Yves Guyot, août 1896
Table des matières de Henry Léon, Malentendus sociaux et politiques :
- Préface d’Yves Guyot.
- Laissez faire, Laissez passer
- La Justice Sociale et l’inégalité des Conditions.
- Les Affaires Publiques et le Classement des Partis.
- Les Institutions et les Mœurs Politiques.
- Les Grandes Entreprises, le Communisme et la limite de la capacité des direction.
- La Solidarité et l’Etat.
[1] L’un des pseudonymes de Henry Léon Follin, sous lequel est paru ce livre en 1896.
[2] Cf. Bulletin de la société Turgot publié par la Société Turgot, Cercle d’études sociales, Le Havre, n°1, janvier 1899, p. 1-22 : « Résumé des travaux de la société depuis sa fondation ».
[3] Cf. Le Journal des économistes, octobre 1918, p. 141-142.
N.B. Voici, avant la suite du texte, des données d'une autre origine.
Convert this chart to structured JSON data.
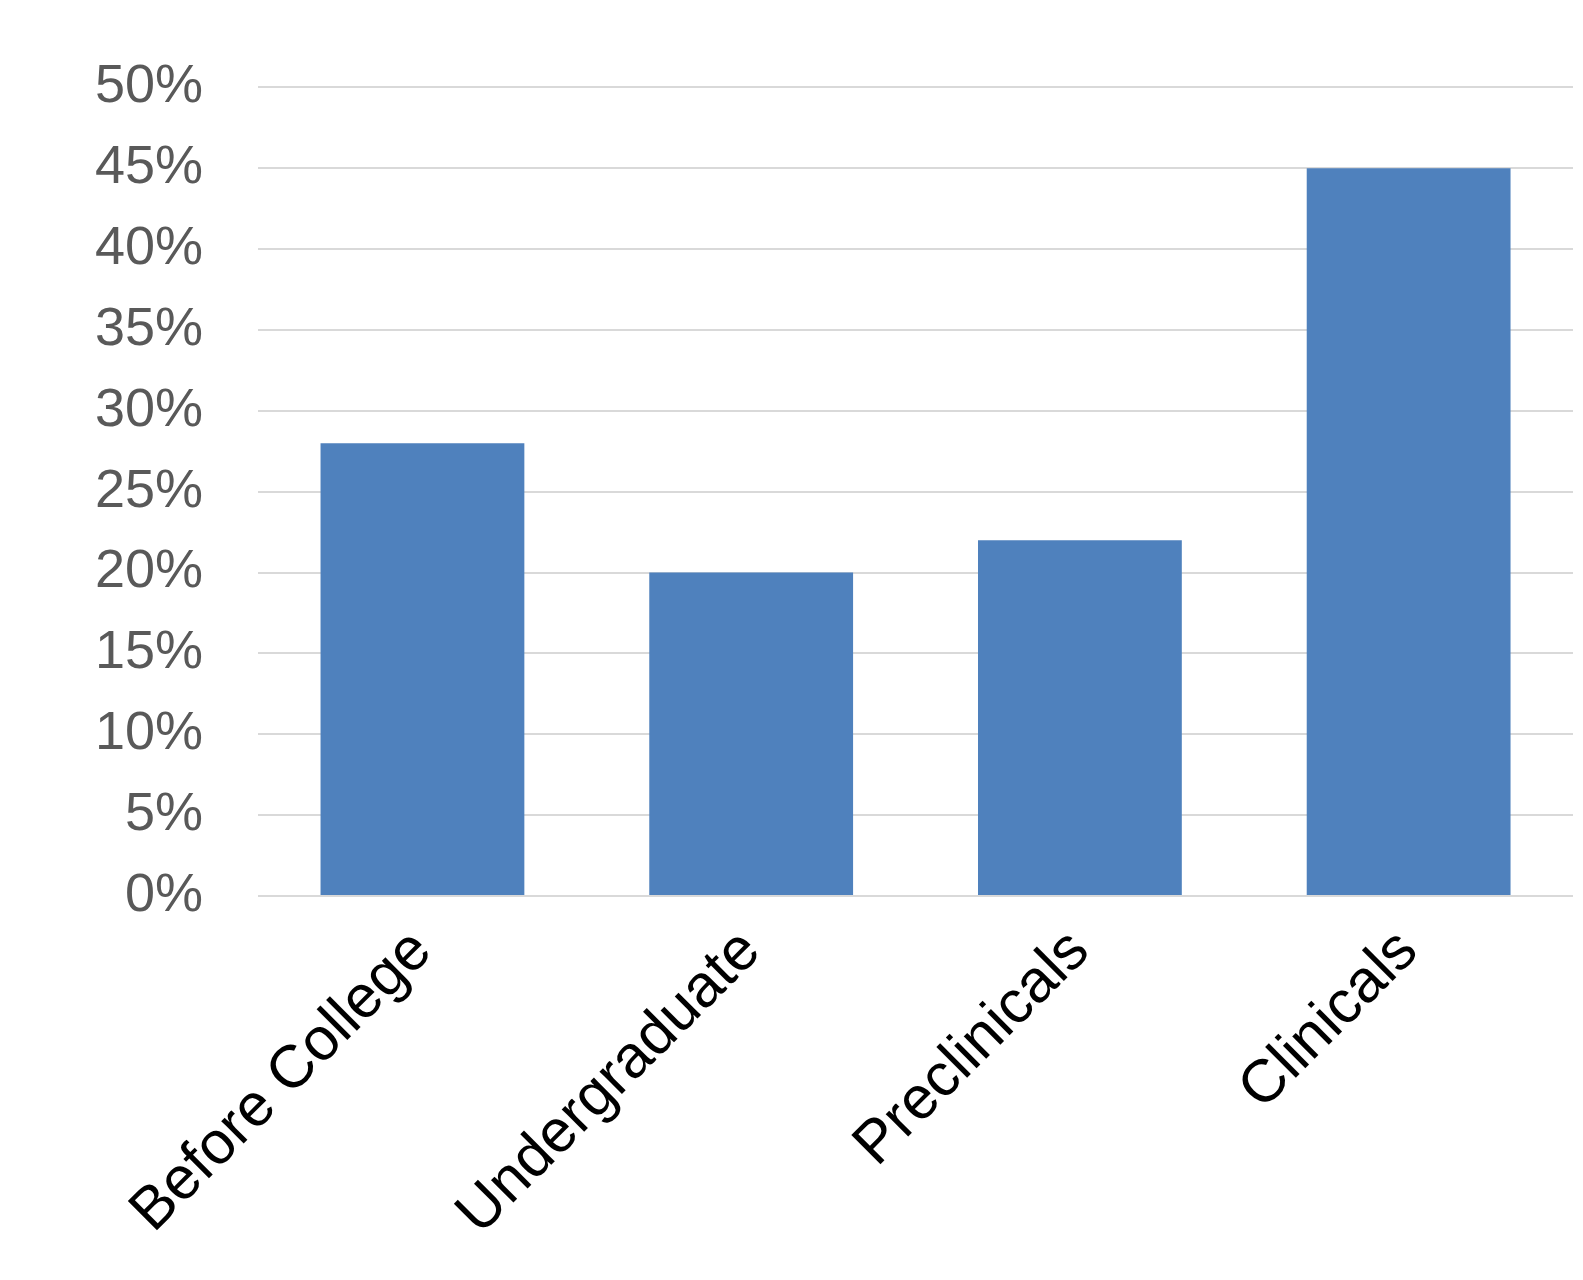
{
  "chart_data": {
    "type": "bar",
    "categories": [
      "Before College",
      "Undergraduate",
      "Preclinicals",
      "Clinicals"
    ],
    "values": [
      28,
      20,
      22,
      45
    ],
    "color": "#4f81bd",
    "ylim": [
      0,
      50
    ],
    "yticks": [
      {
        "value": 0,
        "label": "0%"
      },
      {
        "value": 5,
        "label": "5%"
      },
      {
        "value": 10,
        "label": "10%"
      },
      {
        "value": 15,
        "label": "15%"
      },
      {
        "value": 20,
        "label": "20%"
      },
      {
        "value": 25,
        "label": "25%"
      },
      {
        "value": 30,
        "label": "30%"
      },
      {
        "value": 35,
        "label": "35%"
      },
      {
        "value": 40,
        "label": "40%"
      },
      {
        "value": 45,
        "label": "45%"
      },
      {
        "value": 50,
        "label": "50%"
      }
    ],
    "grid": "y"
  }
}
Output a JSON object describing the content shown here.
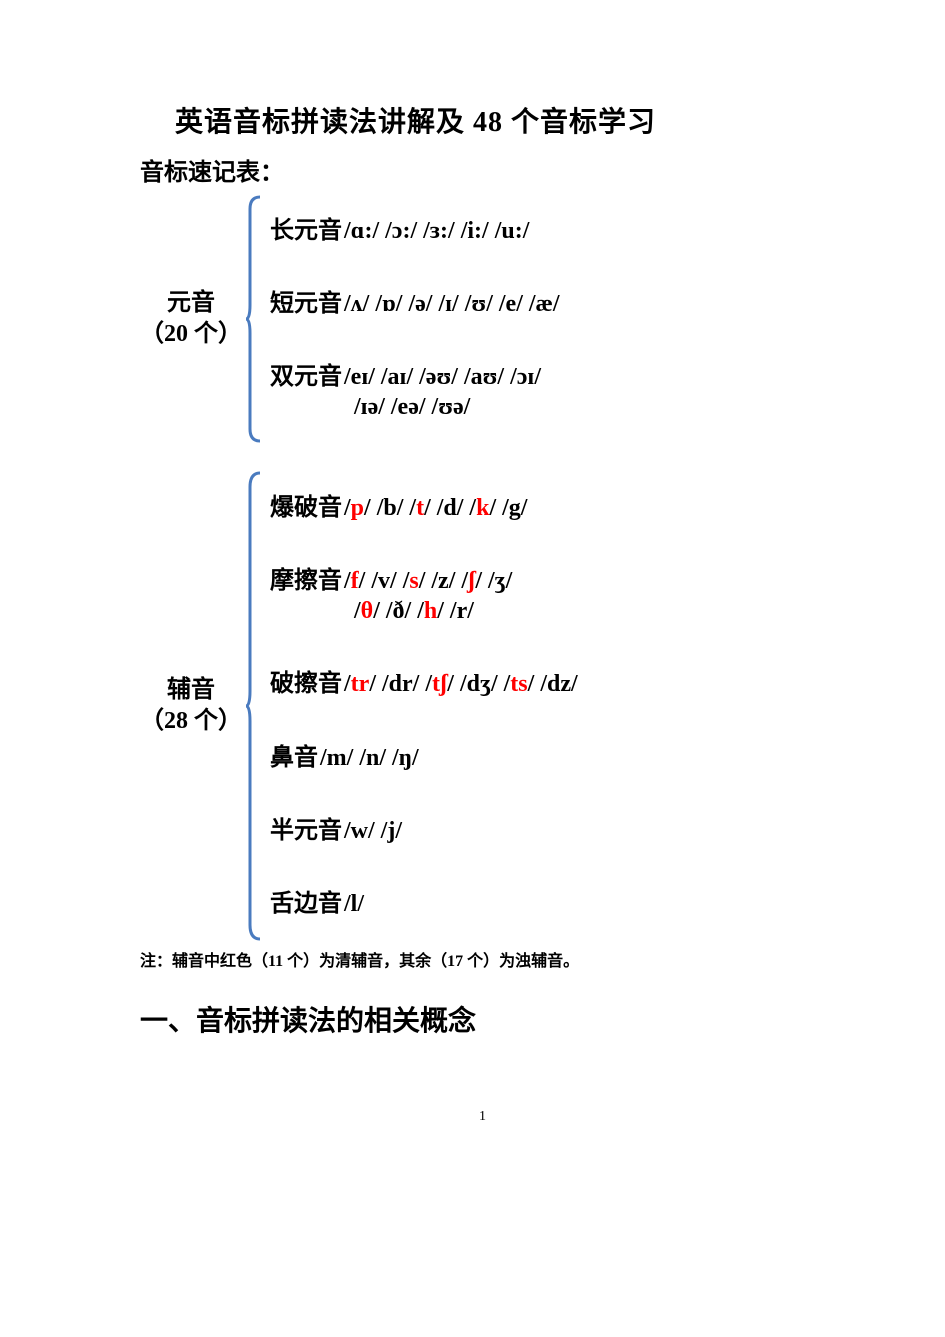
{
  "title": "英语音标拼读法讲解及 48 个音标学习",
  "subtitle": "音标速记表：",
  "bracket_color": "#4a7bbf",
  "body_color": "#000000",
  "red_color": "#ff0000",
  "font_size_body": 24,
  "font_size_title": 28,
  "font_size_note": 16,
  "vowel_group": {
    "label_line1": "元音",
    "label_line2": "（20 个）",
    "bracket_height": 248,
    "rows": [
      {
        "label": "长元音",
        "line1": [
          {
            "t": "/ɑ:/"
          },
          {
            "t": " /ɔ:/"
          },
          {
            "t": " /ɜ:/"
          },
          {
            "t": " /i:/"
          },
          {
            "t": " /u:/"
          }
        ]
      },
      {
        "label": "短元音",
        "line1": [
          {
            "t": "/ʌ/"
          },
          {
            "t": " /ɒ/"
          },
          {
            "t": " /ə/"
          },
          {
            "t": " /ɪ/"
          },
          {
            "t": " /ʊ/"
          },
          {
            "t": " /e/"
          },
          {
            "t": " /æ/"
          }
        ]
      },
      {
        "label": "双元音",
        "line1": [
          {
            "t": "/eɪ/"
          },
          {
            "t": " /aɪ/"
          },
          {
            "t": " /əʊ/"
          },
          {
            "t": " /aʊ/"
          },
          {
            "t": " /ɔɪ/"
          }
        ],
        "line2": [
          {
            "t": "/ɪə/"
          },
          {
            "t": " /eə/"
          },
          {
            "t": " /ʊə/"
          }
        ]
      }
    ]
  },
  "consonant_group": {
    "label_line1": "辅音",
    "label_line2": "（28 个）",
    "bracket_height": 470,
    "rows": [
      {
        "label": "爆破音",
        "line1": [
          {
            "t": "/",
            "r": false
          },
          {
            "t": "p",
            "r": true
          },
          {
            "t": "/",
            "r": false
          },
          {
            "t": " /b/"
          },
          {
            "t": " /",
            "r": false
          },
          {
            "t": "t",
            "r": true
          },
          {
            "t": "/",
            "r": false
          },
          {
            "t": " /d/"
          },
          {
            "t": " /",
            "r": false
          },
          {
            "t": "k",
            "r": true
          },
          {
            "t": "/",
            "r": false
          },
          {
            "t": " /g/"
          }
        ]
      },
      {
        "label": "摩擦音",
        "line1": [
          {
            "t": "/",
            "r": false
          },
          {
            "t": "f",
            "r": true
          },
          {
            "t": "/",
            "r": false
          },
          {
            "t": " /v/"
          },
          {
            "t": " /",
            "r": false
          },
          {
            "t": "s",
            "r": true
          },
          {
            "t": "/",
            "r": false
          },
          {
            "t": " /z/"
          },
          {
            "t": " /",
            "r": false
          },
          {
            "t": "ʃ",
            "r": true
          },
          {
            "t": "/",
            "r": false
          },
          {
            "t": " /ʒ/"
          }
        ],
        "line2": [
          {
            "t": "/",
            "r": false
          },
          {
            "t": "θ",
            "r": true
          },
          {
            "t": "/",
            "r": false
          },
          {
            "t": " /ð/"
          },
          {
            "t": " /",
            "r": false
          },
          {
            "t": "h",
            "r": true
          },
          {
            "t": "/",
            "r": false
          },
          {
            "t": " /r/"
          }
        ]
      },
      {
        "label": "破擦音",
        "line1": [
          {
            "t": "/",
            "r": false
          },
          {
            "t": "tr",
            "r": true
          },
          {
            "t": "/",
            "r": false
          },
          {
            "t": " /dr/"
          },
          {
            "t": " /",
            "r": false
          },
          {
            "t": "tʃ",
            "r": true
          },
          {
            "t": "/",
            "r": false
          },
          {
            "t": " /dʒ/"
          },
          {
            "t": " /",
            "r": false
          },
          {
            "t": "ts",
            "r": true
          },
          {
            "t": "/",
            "r": false
          },
          {
            "t": " /dz/"
          }
        ]
      },
      {
        "label": "鼻音",
        "line1": [
          {
            "t": "/m/"
          },
          {
            "t": " /n/"
          },
          {
            "t": " /ŋ/"
          }
        ]
      },
      {
        "label": "半元音",
        "line1": [
          {
            "t": "/w/"
          },
          {
            "t": " /j/"
          }
        ]
      },
      {
        "label": "舌边音",
        "line1": [
          {
            "t": "/l/"
          }
        ]
      }
    ]
  },
  "note": "注：辅音中红色（11 个）为清辅音，其余（17 个）为浊辅音。",
  "section_heading": "一、音标拼读法的相关概念",
  "page_number": "1"
}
[4] Jules-Auguste Fleury (1839-1906), auteur notamment de Libre échange ! Réponse au mémoire de M. E. Bert sur les traités de commerce et leur renouvellement, Paris, Baudry, 1890. Ingénieur ayant notamment travaillé au percement du canal de Suez et en Amérique du sud, il a collaboré au Génie civil, aux Annales de la construction, et à la Revue des deux mondes. Il était, comme Follin, membre de la Société Turgot du Havre.